Recently, statistics released by Hamptons based Town & Country Real Estate for the third quarter were proof positive that the housing market in the Hamptons is all but bulletproof when it comes to the ebb and flow of the economy. The report indicated that it is the super luxury homes—with a cost of $5 million and above—that are driving the market. If it were any other Long Island market, that kind of money would get you the home on the hill. But in the Village of East Hampton, that was the median home sales price for the third quarter of 2011. Recession? What recession?
Speaking with market experts, it seems that when investment seas are rough, one of the safest places to put one’s money is in high-end real estate, whether it’s in Aspen, Colorado, New York City or the Hamptons.
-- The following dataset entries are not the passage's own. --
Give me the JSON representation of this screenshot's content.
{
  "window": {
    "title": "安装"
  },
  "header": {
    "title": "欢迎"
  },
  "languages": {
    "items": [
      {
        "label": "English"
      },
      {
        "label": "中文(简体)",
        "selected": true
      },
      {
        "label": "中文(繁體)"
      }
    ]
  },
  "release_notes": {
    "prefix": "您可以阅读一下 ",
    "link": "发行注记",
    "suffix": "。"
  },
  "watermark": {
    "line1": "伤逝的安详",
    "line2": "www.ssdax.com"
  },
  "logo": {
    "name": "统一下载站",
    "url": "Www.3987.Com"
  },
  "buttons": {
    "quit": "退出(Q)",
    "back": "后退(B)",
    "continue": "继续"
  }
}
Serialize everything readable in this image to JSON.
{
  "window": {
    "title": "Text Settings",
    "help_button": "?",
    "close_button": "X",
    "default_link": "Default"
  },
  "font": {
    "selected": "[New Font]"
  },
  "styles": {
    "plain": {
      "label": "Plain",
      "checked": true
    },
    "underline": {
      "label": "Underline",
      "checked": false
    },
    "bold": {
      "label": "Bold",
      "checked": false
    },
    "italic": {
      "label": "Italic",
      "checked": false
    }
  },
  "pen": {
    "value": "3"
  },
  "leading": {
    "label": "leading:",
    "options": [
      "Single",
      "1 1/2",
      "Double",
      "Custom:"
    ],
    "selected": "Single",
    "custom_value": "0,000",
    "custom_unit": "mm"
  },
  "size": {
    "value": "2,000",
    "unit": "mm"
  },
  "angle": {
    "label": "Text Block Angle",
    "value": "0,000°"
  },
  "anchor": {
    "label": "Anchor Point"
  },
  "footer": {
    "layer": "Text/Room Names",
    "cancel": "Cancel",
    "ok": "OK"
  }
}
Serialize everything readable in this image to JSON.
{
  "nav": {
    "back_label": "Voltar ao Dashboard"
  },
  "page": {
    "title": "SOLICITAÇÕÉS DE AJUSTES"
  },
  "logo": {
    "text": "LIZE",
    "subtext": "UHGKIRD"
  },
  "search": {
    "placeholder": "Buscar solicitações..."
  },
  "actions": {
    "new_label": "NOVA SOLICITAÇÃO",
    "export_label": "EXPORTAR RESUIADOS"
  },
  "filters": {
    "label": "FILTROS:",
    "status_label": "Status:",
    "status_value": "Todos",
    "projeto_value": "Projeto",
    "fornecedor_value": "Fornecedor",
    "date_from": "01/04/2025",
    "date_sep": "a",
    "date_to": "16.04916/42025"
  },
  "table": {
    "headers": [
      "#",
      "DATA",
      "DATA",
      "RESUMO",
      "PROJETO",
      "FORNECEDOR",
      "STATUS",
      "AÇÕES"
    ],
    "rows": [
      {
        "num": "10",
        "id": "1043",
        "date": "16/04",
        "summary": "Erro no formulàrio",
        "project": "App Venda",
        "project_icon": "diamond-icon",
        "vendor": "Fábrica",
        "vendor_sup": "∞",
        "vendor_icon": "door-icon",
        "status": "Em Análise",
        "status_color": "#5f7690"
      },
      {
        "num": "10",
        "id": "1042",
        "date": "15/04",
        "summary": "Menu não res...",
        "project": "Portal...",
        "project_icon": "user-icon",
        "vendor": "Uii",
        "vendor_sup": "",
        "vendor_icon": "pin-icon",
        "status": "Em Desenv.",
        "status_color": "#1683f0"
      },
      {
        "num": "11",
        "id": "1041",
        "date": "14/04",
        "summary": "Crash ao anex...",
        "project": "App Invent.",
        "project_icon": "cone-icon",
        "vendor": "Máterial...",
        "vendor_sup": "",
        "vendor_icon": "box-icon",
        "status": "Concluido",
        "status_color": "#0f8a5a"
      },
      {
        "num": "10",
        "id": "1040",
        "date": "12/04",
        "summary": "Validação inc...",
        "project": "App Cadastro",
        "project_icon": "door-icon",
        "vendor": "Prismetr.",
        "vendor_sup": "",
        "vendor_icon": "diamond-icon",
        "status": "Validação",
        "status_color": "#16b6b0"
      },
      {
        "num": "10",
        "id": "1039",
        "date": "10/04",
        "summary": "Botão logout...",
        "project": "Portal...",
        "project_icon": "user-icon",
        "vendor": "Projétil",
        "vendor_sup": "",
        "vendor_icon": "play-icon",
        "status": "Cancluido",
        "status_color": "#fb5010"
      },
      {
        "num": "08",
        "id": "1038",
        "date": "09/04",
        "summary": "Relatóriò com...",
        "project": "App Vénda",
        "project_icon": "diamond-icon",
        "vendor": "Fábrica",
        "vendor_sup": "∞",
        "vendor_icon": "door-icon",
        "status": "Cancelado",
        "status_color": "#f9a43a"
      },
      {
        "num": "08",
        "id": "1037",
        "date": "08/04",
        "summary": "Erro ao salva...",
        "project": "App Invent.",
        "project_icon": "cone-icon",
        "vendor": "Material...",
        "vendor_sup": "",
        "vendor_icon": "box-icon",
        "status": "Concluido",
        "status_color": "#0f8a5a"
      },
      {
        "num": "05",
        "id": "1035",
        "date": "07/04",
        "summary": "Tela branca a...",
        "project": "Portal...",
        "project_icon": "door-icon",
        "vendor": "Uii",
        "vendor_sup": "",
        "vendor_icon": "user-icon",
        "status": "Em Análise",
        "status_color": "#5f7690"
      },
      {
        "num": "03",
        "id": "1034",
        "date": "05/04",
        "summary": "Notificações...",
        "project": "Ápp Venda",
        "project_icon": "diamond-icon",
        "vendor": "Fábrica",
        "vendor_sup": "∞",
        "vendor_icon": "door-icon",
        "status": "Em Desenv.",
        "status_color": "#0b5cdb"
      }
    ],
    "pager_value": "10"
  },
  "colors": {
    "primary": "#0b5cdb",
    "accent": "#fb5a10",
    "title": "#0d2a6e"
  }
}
In regard to the latter, Town & Country CEO Judi Desiderio noted now is the time to buy, given the combination of lower prices and the traditional safety of investing in the East End. It’s a place to invest to avoid the pendulum effect that has a hold of the stock market. And when an economic calm finally takes hold, home values will begin to escalate, luxury market included.
If maintaining liquidity is a priority, that’s ok too, as interest rates for 30-year mortgages remain at record lows—under 4 percent. Ask anyone who was in the market in the late 1970s and early 1980s about the current interest rate and wait for the disbelief.
Speaking of disbelief, one could wonder whether it is only a matter of time before the high-end markets experience the same fate as those lesser priced. Fortunately that will not be the case, at least on Long Island, due to the market’s smaller size and limited number of availabilities. In fact, the current set of circumstances point to a strong beginning for the Hamptons and all of the Island’s luxury markets in 2012. Though it’s cold out now, better start looking for that summer getaway before it gets too hot in the Hamptons.